Momencik, trwa przetwarzanie danych   loading-animation
zarchiwizowany

#68501

przez (PW) ·
| było | Do ulubionych
To moja pierwsza historia, więc nie oceniajcie bardzo surowo :). Czytałąm wiele historii o sklepach i supermarketach od strony pracowników. Ja opiszę sytuację, która zdarzyła mi się rok temu w jednym supermarkecie. Jestem z dość dużej wioski, ale jednak wioski. Wszystkie ważniejsze sprawy musimy załatwiać w mieście powiatowym. Tamtego czasu korzystałąm z ojcem z jednego samochodu, a że on potrzebował do pracy, musiałam skorzystać z busa, który jeździ kilka razy dziennie (ostatni bus o 15). Załatwiłąm sprawę w banku i miałam jeszcze trochę czasu, a że po drugiej stronie ulicy był sklep, stwierdziłam, że mogę zrobić małe zakupy.

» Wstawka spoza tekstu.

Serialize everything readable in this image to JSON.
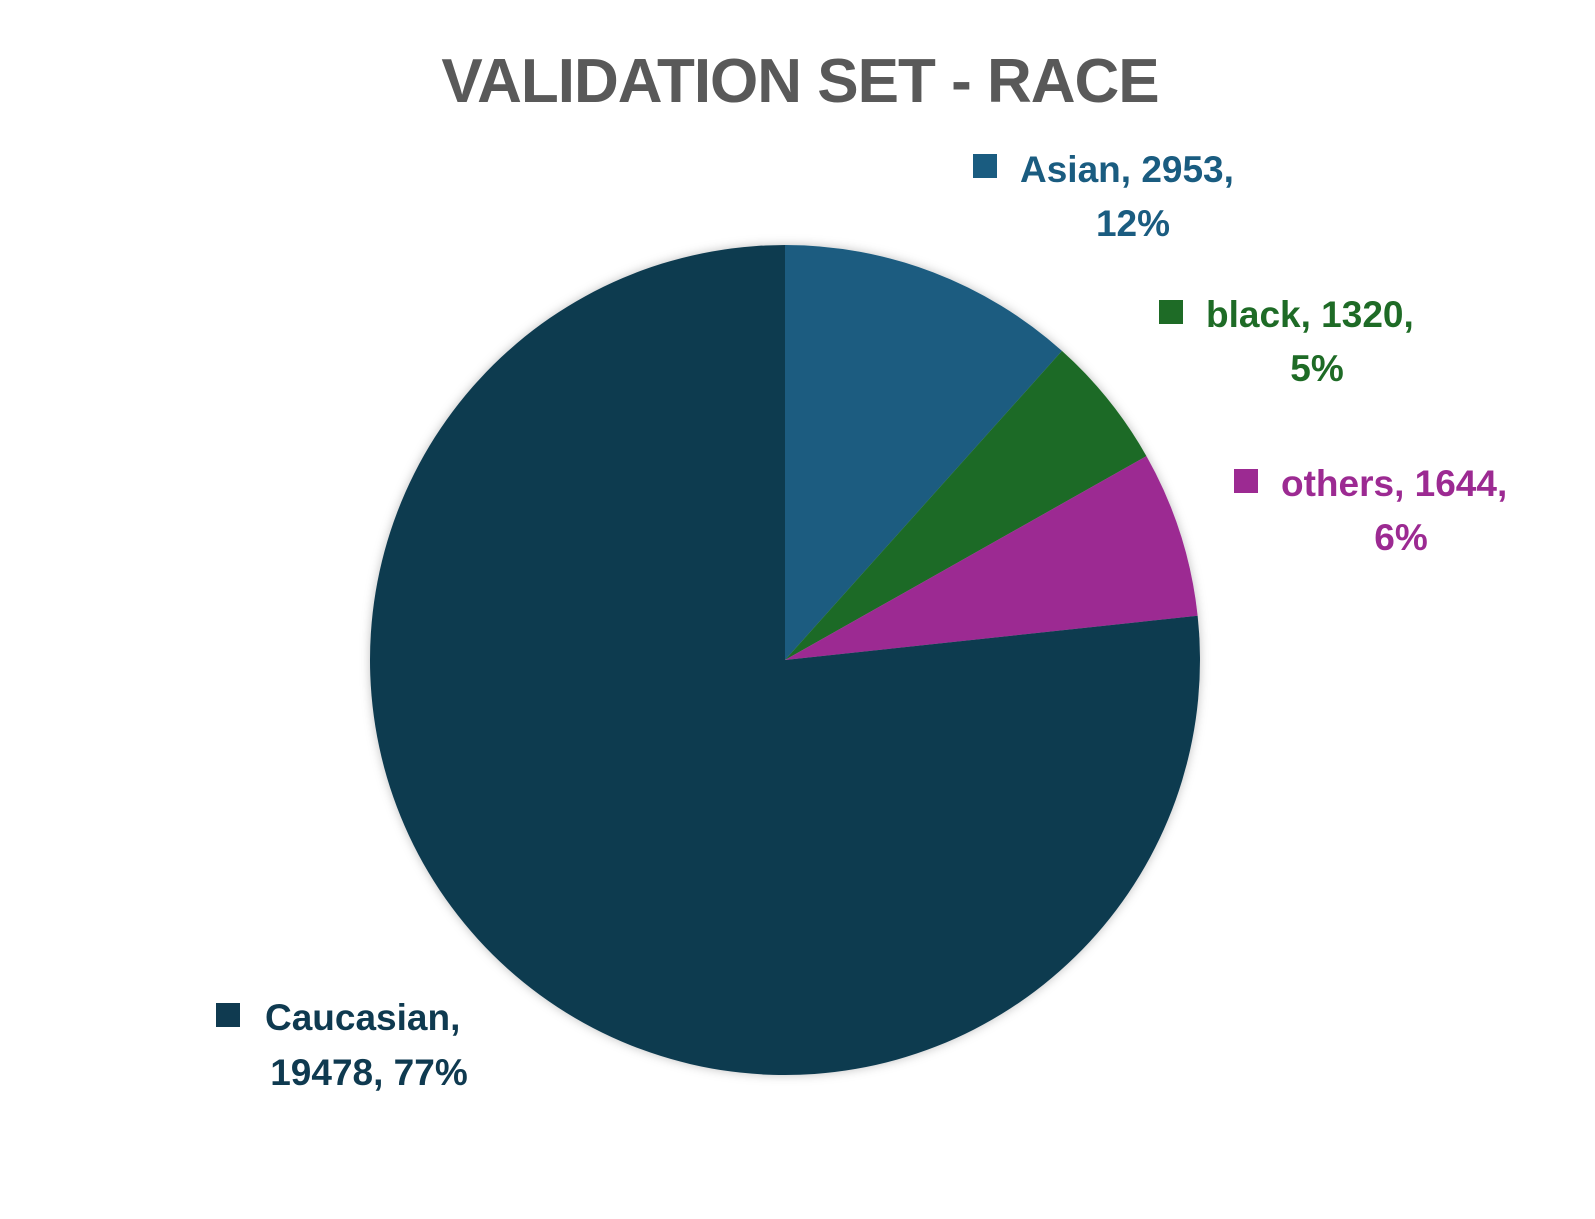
{
  "chart_data": {
    "type": "pie",
    "title": "VALIDATION SET - RACE",
    "categories": [
      "Asian",
      "black",
      "others",
      "Caucasian"
    ],
    "values": [
      2953,
      1320,
      1644,
      19478
    ],
    "percent_labels": [
      "12%",
      "5%",
      "6%",
      "77%"
    ],
    "colors": [
      "#1a5c80",
      "#1e6b26",
      "#9c2a92",
      "#0f3a50"
    ],
    "data_labels": [
      {
        "lines": [
          "Asian, 2953,",
          "12%"
        ]
      },
      {
        "lines": [
          "black, 1320,",
          "5%"
        ]
      },
      {
        "lines": [
          "others, 1644,",
          "6%"
        ]
      },
      {
        "lines": [
          "Caucasian,",
          "19478, 77%"
        ]
      }
    ],
    "legend": "none",
    "start_angle_deg": 0,
    "direction": "clockwise"
  }
}
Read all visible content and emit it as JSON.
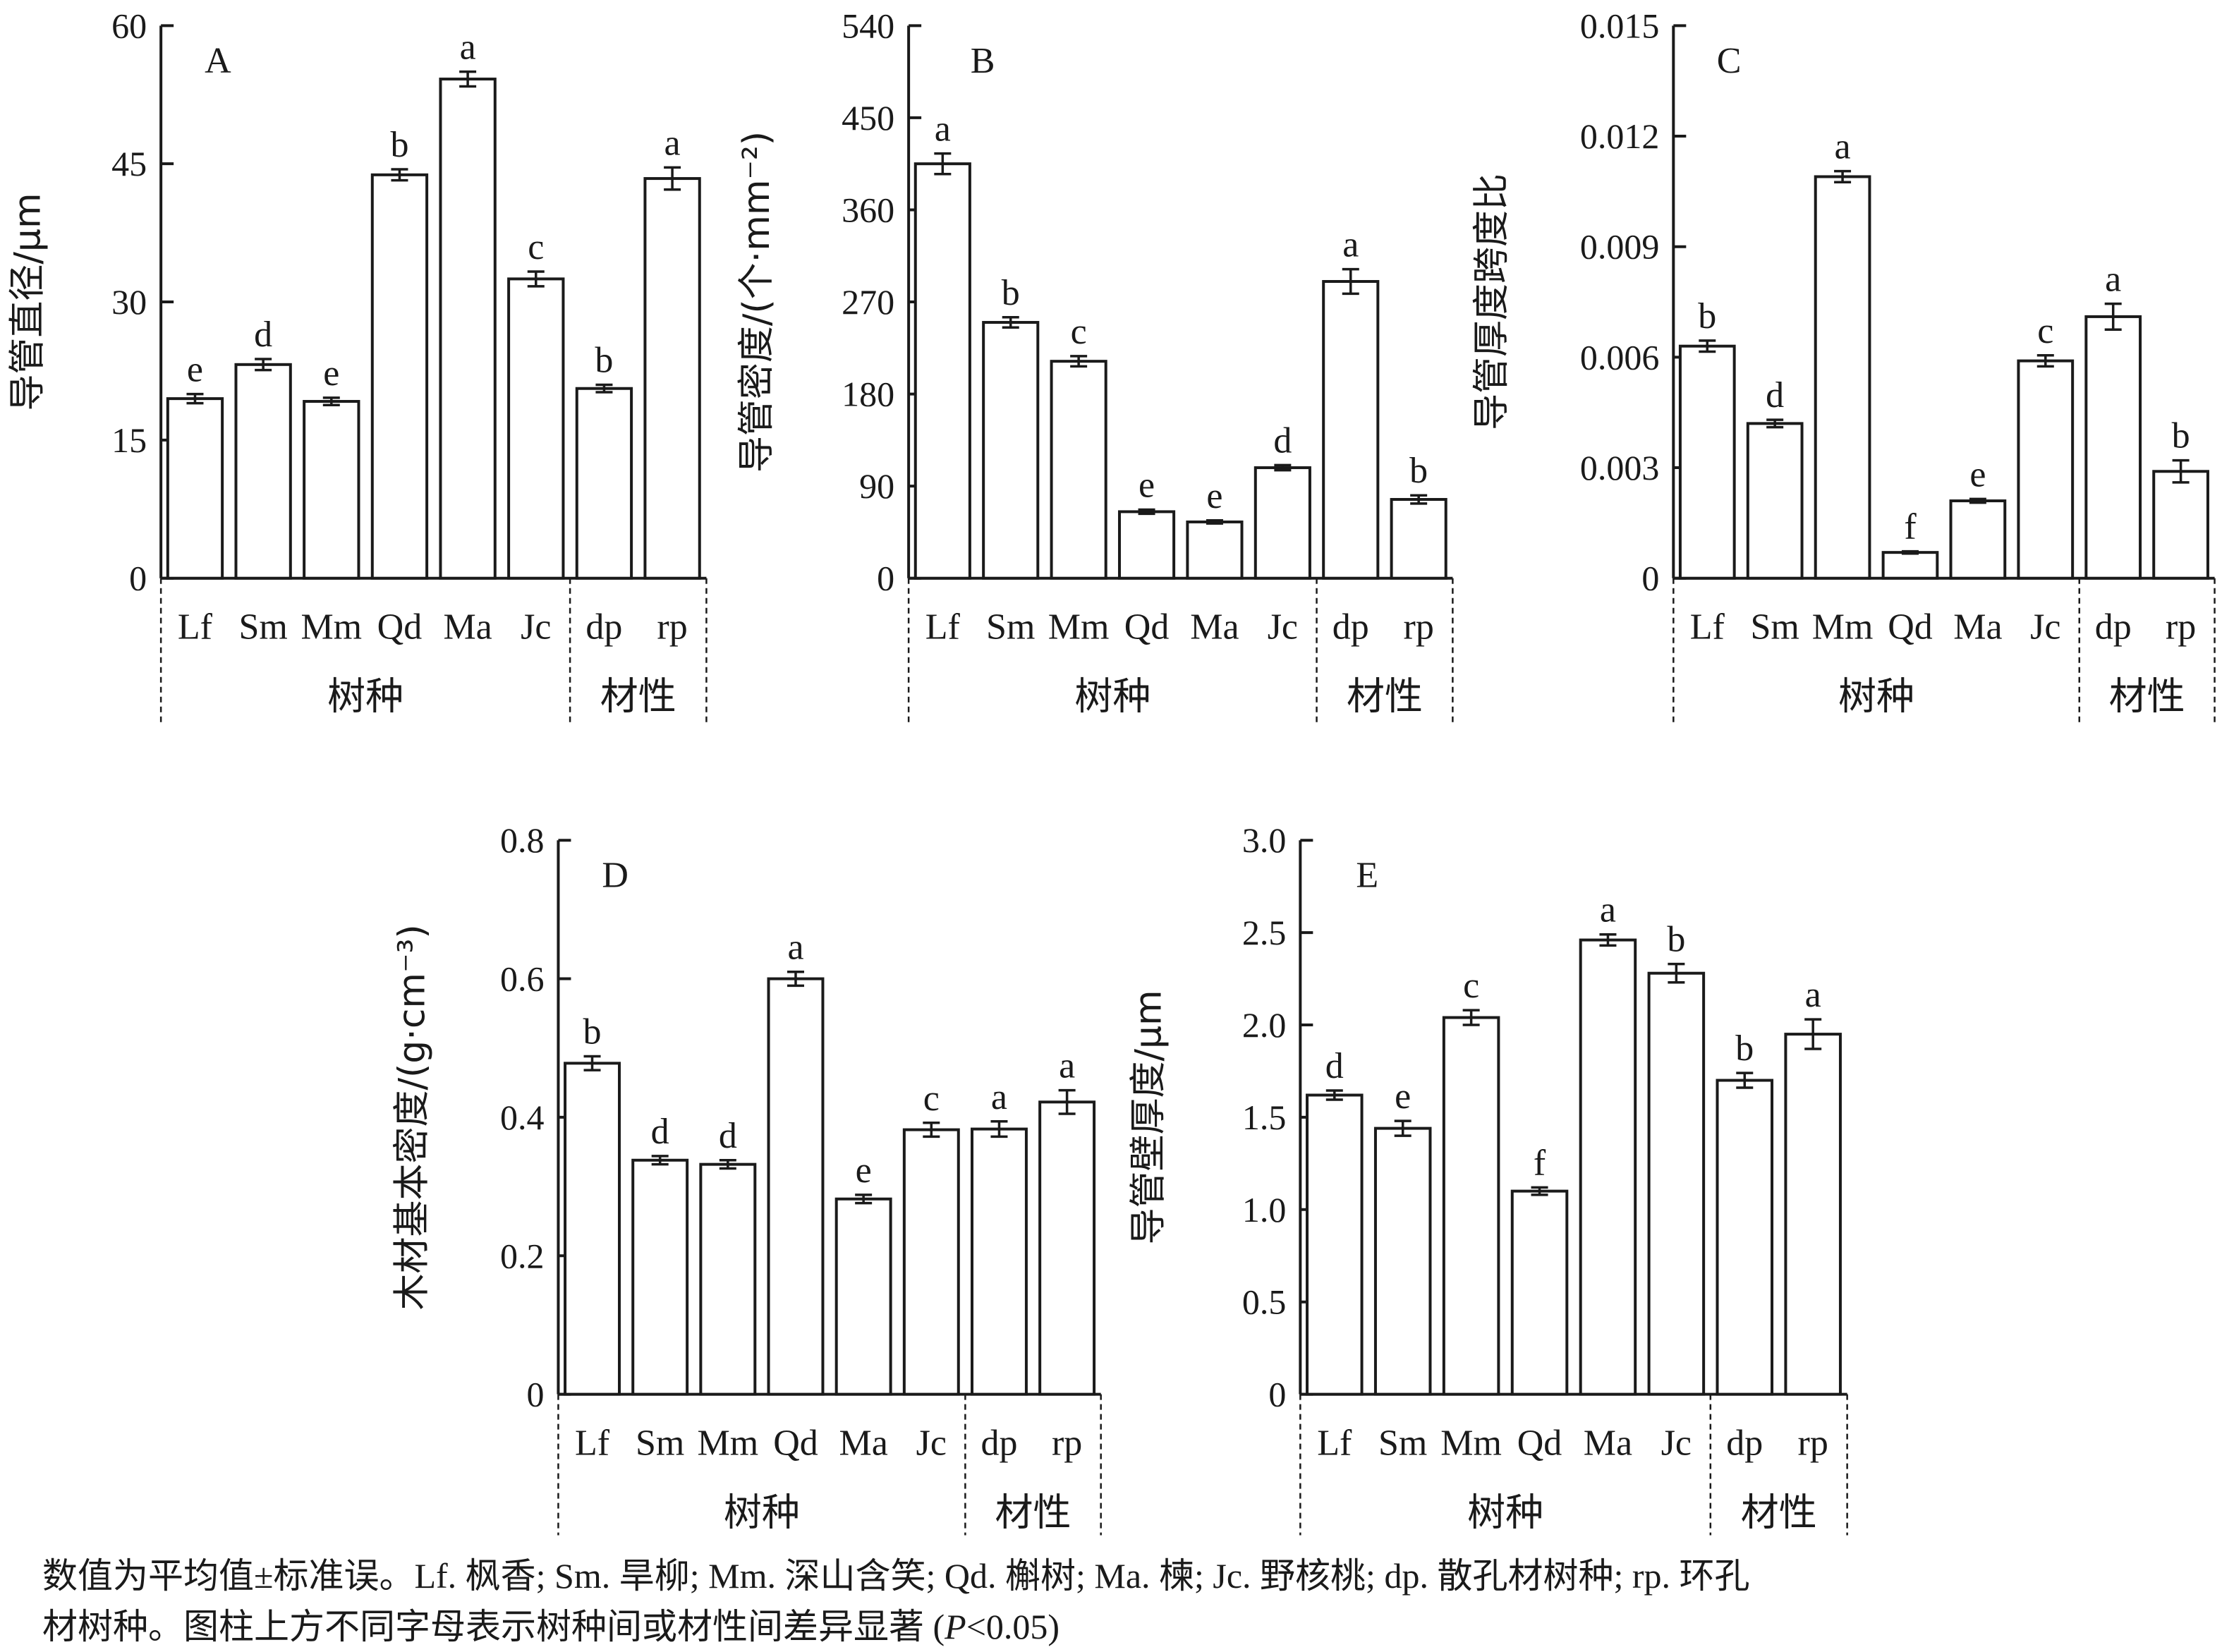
{
  "chart_data": [
    {
      "type": "bar",
      "panel": "A",
      "ylabel": "导管直径/μm",
      "ylim": [
        0,
        60
      ],
      "yticks": [
        "0",
        "15",
        "30",
        "45",
        "60"
      ],
      "yticks_values": [
        0,
        15,
        30,
        45,
        60
      ],
      "categories": [
        "Lf",
        "Sm",
        "Mm",
        "Qd",
        "Ma",
        "Jc",
        "dp",
        "rp"
      ],
      "values": [
        19.5,
        23.2,
        19.2,
        43.8,
        54.2,
        32.5,
        20.6,
        43.4
      ],
      "errors": [
        0.5,
        0.6,
        0.4,
        0.6,
        0.8,
        0.8,
        0.4,
        1.2
      ],
      "letters": [
        "e",
        "d",
        "e",
        "b",
        "a",
        "c",
        "b",
        "a"
      ],
      "groups": [
        {
          "label": "树种",
          "count": 6
        },
        {
          "label": "材性",
          "count": 2
        }
      ]
    },
    {
      "type": "bar",
      "panel": "B",
      "ylabel": "导管密度/(个·mm⁻²)",
      "ylim": [
        0,
        540
      ],
      "yticks": [
        "0",
        "90",
        "180",
        "270",
        "360",
        "450",
        "540"
      ],
      "yticks_values": [
        0,
        90,
        180,
        270,
        360,
        450,
        540
      ],
      "categories": [
        "Lf",
        "Sm",
        "Mm",
        "Qd",
        "Ma",
        "Jc",
        "dp",
        "rp"
      ],
      "values": [
        405,
        250,
        212,
        65,
        55,
        108,
        290,
        77
      ],
      "errors": [
        10,
        5,
        5,
        2,
        1.5,
        2.5,
        12,
        4
      ],
      "letters": [
        "a",
        "b",
        "c",
        "e",
        "e",
        "d",
        "a",
        "b"
      ],
      "groups": [
        {
          "label": "树种",
          "count": 6
        },
        {
          "label": "材性",
          "count": 2
        }
      ]
    },
    {
      "type": "bar",
      "panel": "C",
      "ylabel": "导管厚度跨度比",
      "ylim": [
        0,
        0.015
      ],
      "yticks": [
        "0",
        "0.003",
        "0.006",
        "0.009",
        "0.012",
        "0.015"
      ],
      "yticks_values": [
        0,
        0.003,
        0.006,
        0.009,
        0.012,
        0.015
      ],
      "categories": [
        "Lf",
        "Sm",
        "Mm",
        "Qd",
        "Ma",
        "Jc",
        "dp",
        "rp"
      ],
      "values": [
        0.0063,
        0.0042,
        0.0109,
        0.0007,
        0.0021,
        0.0059,
        0.0071,
        0.0029
      ],
      "errors": [
        0.00015,
        0.0001,
        0.00015,
        3e-05,
        5e-05,
        0.00015,
        0.00035,
        0.0003
      ],
      "letters": [
        "b",
        "d",
        "a",
        "f",
        "e",
        "c",
        "a",
        "b"
      ],
      "groups": [
        {
          "label": "树种",
          "count": 6
        },
        {
          "label": "材性",
          "count": 2
        }
      ]
    },
    {
      "type": "bar",
      "panel": "D",
      "ylabel": "木材基本密度/(g·cm⁻³)",
      "ylim": [
        0,
        0.8
      ],
      "yticks": [
        "0",
        "0.2",
        "0.4",
        "0.6",
        "0.8"
      ],
      "yticks_values": [
        0,
        0.2,
        0.4,
        0.6,
        0.8
      ],
      "categories": [
        "Lf",
        "Sm",
        "Mm",
        "Qd",
        "Ma",
        "Jc",
        "dp",
        "rp"
      ],
      "values": [
        0.478,
        0.338,
        0.332,
        0.6,
        0.282,
        0.382,
        0.383,
        0.422
      ],
      "errors": [
        0.01,
        0.006,
        0.006,
        0.01,
        0.006,
        0.01,
        0.011,
        0.017
      ],
      "letters": [
        "b",
        "d",
        "d",
        "a",
        "e",
        "c",
        "a",
        "a"
      ],
      "groups": [
        {
          "label": "树种",
          "count": 6
        },
        {
          "label": "材性",
          "count": 2
        }
      ]
    },
    {
      "type": "bar",
      "panel": "E",
      "ylabel": "导管壁厚度/μm",
      "ylim": [
        0,
        3.0
      ],
      "yticks": [
        "0",
        "0.5",
        "1.0",
        "1.5",
        "2.0",
        "2.5",
        "3.0"
      ],
      "yticks_values": [
        0,
        0.5,
        1.0,
        1.5,
        2.0,
        2.5,
        3.0
      ],
      "categories": [
        "Lf",
        "Sm",
        "Mm",
        "Qd",
        "Ma",
        "Jc",
        "dp",
        "rp"
      ],
      "values": [
        1.62,
        1.44,
        2.04,
        1.1,
        2.46,
        2.28,
        1.7,
        1.95
      ],
      "errors": [
        0.025,
        0.04,
        0.04,
        0.02,
        0.03,
        0.05,
        0.04,
        0.08
      ],
      "letters": [
        "d",
        "e",
        "c",
        "f",
        "a",
        "b",
        "b",
        "a"
      ],
      "groups": [
        {
          "label": "树种",
          "count": 6
        },
        {
          "label": "材性",
          "count": 2
        }
      ]
    }
  ],
  "caption": {
    "line1": "数值为平均值±标准误。Lf. 枫香; Sm. 旱柳; Mm. 深山含笑; Qd. 槲树; Ma. 楝; Jc. 野核桃; dp. 散孔材树种; rp. 环孔",
    "line2_prefix": "材树种。图柱上方不同字母表示树种间或材性间差异显著 (",
    "line2_italic": "P",
    "line2_suffix": "<0.05)"
  }
}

Kupiłam coś za około 5, może 7 zł. Nic więcej nie potrzebowałam. Czekając w kolejce zajrzałąm do portfela, żeby przy kasie kolejki nie powiększać szukaniem pieniędzy. Zauważyłąm, że nie mam drobnych, ani 10 zł, mam tylko 20. Przy kasie zapłaciłam, ale kiedy sprzedawczyni wydała mi resztę coś mi się nie zgadzało. Patrzę, a tam faktycznie, brakuje 10 zł. Grzecznie (przecież nie będę robić awantury, każdy może się pomylić) zwróciłam ekspedientce uwagę, że wydałą mi za mało pieniędzy.
- Jak to za mało, zapłaciła Pani 10 zł.
- Zapłaciłam 20. - powiedziałam nawet nie podnosząc głosu, nie miałam zamiaru się kłócić.
- W takim razie będziemy musieli liczyć całą kasę - powiecie, że chciałą mnie poinformować, ale po tonie było słychać, że chce mnie spławić, może nastraszyć. Odpowiedziałam, że mam czas i jestem pewna czym płaciłam, więc żeby liczyła kasę.
Pani zawołała kogoś (kierownika?) i powiedziałą:
- Ta pani TWIERDZI, że zapłaciła banknotem 20 zł a zapłaciła 10 i teraz musimy liczyć kasę.
Ten tekst delikatnie mnie zdenerwował.
Specjalnie zaznaczyłam wielkimi literami złowo "twierdzi", była w nim użyta cała ironia, na jaką tą panią było stać (tak myślę). Nie przejmowałam się jednak jej słowami, grzecznie usiadłam, kierownik i ona z kasą wyszli do osobnego pomieszczenia liczyć. Czekałam dość długo, tym też się nie przejmowałam i się doczekałam. Pani wyszła razem z kierownikiem i powiedziała coś w stylu "jednak zapłaciła pani 20 zł, mamy nadwyżkę w kasie w takiej wysokości" oddała mi pieniądze z naprawdę wymuszonym (głosem, jakby ktoś przykładał jej pistolet do głowy) "przepraszam".
Ja naprawdę rozumiem, że sprzedawcy oczekują szacunku od klienta i napradę go okazuję, ale miło by było gdyby oni mieli taki sam do nas.
Od tamtego czasu nie byłąm w tym sklepie i każdemu, kto pyta, czemu nie chcę iść tam, nawet jeśli mam bliżej opowiadam tą historię.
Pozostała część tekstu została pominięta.